Re: [Tcllib-devel] Graph Manip

SourceForge Headquarters 1320 Columbia Street Suite 310 San Diego, CA 92101 +1 (858) 422-6466

Michał Antoniewski wrote:
> Hello.
>  
>  >>Using the following graph as example:
>  >>       A -(2)-> B -(-1)-> C
>  >>       A, B, C nodes
>  >>       2, -1 arcs weights
>  >>       no names for the arcs.
>  >>
>  >>       - so now, for graph G with N nodes:
>  >>             1.    "1 A" gives something like this:    { node1 
> .....                        nodeN }  { list of nodes adjacent to node1 
> } ......  >>{ list of nodes                        adjacent to nodeN   }
>  >>
>  >>      result = {A B C} {{B} {A C} {B}}
>  >>Is my understanding of your description correct ?
>  
> Hmmm, I meant something else. It was bad idea to send this description - 
> I should send the code at once.

Sometimes is code is easier to understand, correct. Even so, a good non-code 
description is vital as well, for the documentation.

> Actually, regarding dictionary usage - I wanted to do this just like you 
> said using dicts from the beginning, but on the other hand procedure 
> toAdjacencyMatrix is done using lists and I thought both procedures 
> should have similar return values. It would be more suitable for users 
> and I thought they shouldn't differ a lot.
>  
> In new version I did Adjacency List using dictionaries - it's surely 
> better solution.

Note that toAdjacencyMatrix returns (by definition) a matrix. For that a 
nestetd list of lists is a usable representation.

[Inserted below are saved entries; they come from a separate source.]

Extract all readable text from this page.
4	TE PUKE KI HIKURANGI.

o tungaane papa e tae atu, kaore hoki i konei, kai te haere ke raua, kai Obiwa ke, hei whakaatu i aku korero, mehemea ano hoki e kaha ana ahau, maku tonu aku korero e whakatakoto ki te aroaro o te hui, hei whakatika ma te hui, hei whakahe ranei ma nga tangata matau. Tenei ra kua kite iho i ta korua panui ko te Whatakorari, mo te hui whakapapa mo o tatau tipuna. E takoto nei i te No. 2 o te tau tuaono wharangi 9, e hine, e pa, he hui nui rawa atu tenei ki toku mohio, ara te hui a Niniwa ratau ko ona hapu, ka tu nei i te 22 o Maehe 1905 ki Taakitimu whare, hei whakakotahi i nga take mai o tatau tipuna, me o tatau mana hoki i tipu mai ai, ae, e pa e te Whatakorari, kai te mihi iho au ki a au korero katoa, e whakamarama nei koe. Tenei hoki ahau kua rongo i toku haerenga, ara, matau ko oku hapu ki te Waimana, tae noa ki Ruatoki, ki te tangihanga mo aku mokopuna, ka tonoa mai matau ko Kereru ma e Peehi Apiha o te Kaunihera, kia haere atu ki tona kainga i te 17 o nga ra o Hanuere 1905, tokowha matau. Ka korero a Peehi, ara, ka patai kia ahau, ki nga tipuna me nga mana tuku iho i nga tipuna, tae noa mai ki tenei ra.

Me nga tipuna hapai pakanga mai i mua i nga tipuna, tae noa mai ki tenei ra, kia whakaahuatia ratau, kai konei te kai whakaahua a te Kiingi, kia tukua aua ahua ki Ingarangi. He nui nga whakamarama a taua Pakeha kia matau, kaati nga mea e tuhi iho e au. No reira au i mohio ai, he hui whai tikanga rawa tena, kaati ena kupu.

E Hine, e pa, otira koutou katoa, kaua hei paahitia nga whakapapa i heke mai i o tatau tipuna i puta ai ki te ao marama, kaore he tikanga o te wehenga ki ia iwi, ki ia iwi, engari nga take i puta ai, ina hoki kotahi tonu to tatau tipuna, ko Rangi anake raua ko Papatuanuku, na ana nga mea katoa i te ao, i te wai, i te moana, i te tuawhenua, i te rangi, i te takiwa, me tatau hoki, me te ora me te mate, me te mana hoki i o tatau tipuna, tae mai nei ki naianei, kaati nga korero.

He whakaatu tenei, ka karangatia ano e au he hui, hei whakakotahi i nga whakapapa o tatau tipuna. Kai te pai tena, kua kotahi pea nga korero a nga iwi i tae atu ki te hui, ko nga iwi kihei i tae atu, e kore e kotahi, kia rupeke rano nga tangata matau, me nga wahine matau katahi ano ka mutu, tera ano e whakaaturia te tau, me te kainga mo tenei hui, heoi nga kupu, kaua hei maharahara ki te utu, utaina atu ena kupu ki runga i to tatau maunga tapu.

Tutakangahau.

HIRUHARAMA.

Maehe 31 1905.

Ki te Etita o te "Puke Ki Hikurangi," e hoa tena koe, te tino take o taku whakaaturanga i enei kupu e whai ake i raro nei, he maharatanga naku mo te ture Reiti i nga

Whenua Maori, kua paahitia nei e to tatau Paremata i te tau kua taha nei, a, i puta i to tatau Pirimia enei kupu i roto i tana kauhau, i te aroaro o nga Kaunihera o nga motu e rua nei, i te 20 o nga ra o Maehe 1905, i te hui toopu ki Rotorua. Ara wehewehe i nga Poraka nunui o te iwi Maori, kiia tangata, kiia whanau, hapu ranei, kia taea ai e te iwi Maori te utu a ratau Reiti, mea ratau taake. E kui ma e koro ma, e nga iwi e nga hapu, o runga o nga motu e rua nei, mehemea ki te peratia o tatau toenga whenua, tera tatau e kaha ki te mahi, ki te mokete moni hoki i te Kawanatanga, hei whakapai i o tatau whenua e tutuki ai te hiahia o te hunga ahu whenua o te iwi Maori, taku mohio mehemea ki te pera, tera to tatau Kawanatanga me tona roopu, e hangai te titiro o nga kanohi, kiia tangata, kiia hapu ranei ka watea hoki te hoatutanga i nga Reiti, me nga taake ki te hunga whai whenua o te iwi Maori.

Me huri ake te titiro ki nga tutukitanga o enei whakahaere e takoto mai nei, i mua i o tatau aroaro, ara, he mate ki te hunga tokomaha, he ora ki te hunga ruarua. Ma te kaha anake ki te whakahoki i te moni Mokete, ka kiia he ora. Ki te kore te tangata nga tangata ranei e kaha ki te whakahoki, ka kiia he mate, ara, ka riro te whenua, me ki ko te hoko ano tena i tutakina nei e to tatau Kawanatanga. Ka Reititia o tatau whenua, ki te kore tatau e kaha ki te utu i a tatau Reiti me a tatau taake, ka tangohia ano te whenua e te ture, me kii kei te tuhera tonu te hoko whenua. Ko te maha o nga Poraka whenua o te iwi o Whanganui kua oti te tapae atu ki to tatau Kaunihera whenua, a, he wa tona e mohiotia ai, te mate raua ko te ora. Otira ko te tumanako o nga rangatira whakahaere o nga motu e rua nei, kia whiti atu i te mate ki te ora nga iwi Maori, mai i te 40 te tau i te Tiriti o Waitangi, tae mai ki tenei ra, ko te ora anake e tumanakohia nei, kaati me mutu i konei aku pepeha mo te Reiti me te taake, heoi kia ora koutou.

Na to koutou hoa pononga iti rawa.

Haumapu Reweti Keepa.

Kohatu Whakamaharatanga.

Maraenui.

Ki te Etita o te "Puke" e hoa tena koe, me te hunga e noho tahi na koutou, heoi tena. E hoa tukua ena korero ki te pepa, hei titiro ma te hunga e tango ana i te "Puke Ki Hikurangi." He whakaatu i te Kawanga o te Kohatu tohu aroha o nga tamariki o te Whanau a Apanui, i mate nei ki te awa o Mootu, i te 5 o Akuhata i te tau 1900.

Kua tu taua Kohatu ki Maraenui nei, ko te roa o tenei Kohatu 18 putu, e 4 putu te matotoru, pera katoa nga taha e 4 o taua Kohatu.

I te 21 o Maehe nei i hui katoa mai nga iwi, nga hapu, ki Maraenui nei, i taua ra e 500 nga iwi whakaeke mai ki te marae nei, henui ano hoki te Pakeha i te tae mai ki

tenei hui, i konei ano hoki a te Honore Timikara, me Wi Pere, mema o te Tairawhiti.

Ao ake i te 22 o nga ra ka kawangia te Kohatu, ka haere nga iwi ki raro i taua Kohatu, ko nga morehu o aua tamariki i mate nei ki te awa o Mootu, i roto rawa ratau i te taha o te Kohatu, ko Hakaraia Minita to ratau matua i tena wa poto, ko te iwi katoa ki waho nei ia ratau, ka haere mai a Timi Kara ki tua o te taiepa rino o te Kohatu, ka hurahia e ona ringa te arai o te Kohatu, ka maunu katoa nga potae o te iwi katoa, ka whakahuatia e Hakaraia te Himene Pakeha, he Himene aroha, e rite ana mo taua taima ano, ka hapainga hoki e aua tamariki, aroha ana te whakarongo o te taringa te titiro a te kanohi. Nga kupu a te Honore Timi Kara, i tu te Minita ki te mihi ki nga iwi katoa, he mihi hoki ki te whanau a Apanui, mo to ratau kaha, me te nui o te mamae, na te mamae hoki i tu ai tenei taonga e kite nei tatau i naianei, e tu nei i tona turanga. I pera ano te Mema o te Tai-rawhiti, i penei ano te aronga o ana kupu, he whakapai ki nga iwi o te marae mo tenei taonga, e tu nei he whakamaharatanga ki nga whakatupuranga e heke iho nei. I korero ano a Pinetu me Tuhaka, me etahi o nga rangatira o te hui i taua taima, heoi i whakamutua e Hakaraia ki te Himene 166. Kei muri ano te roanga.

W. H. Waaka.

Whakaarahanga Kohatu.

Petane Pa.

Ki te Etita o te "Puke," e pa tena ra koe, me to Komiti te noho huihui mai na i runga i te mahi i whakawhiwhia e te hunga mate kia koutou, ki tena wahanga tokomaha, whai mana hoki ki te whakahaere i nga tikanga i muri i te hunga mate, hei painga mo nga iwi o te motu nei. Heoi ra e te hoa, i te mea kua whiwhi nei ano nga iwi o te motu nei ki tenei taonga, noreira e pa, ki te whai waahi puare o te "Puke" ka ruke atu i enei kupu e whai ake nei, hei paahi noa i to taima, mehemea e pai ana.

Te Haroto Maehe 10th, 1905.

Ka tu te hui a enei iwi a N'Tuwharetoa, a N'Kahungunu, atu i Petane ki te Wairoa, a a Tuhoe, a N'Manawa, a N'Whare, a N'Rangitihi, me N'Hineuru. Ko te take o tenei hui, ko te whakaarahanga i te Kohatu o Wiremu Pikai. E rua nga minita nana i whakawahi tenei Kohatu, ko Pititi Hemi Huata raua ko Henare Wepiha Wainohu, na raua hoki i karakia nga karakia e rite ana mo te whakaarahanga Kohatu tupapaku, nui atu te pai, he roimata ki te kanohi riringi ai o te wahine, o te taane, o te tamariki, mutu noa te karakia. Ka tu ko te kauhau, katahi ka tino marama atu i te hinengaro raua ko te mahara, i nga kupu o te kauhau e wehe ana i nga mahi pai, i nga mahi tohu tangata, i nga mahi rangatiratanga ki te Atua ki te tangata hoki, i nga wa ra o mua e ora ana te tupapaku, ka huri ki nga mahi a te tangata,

For adjacency _lists_ the dictionary form of a nested list-representation 
matches our desires better.

While making return values is similar or identical is a worthwhile goal we 
always also have to balance it against the suitability of the representation we 
are copying or mimicking. Using an unsuitable representation just for the sake 
of similarity will hurt us in the long run.

> About options:
> I searched for actual potential usages in algorithms of -edges option I 
> mentioned before and ..... it's hard to find anything important. It 
> could be useful in some cases but I think it's not useful enough.

Ok.

 > So, I
> erased it from the code. Now there are two options -directed ( for 
> directed graphs ) and -weights ( for weighted graphs ).

Ok.

> Tests for Adjacency List:
>      I've created some new graphs and test cases for them (and others 
> created before):
>          - firstly tests considering missing args...
>          - logical tests: e.g. lack of weights, wrong options.
>          - proper returning values: besides standard tests ( proper 
> option usage, cases with special graphs e.g. no edges and others) also 
> some cases directly concerning implementation, e.g. case when we have 2 
> edges between 2 nodes in directed graph, checking proper usage when arcs 
> are auto-named ( it's important case when considering all possible paths 
> that code can go through ) and different edge weight cases.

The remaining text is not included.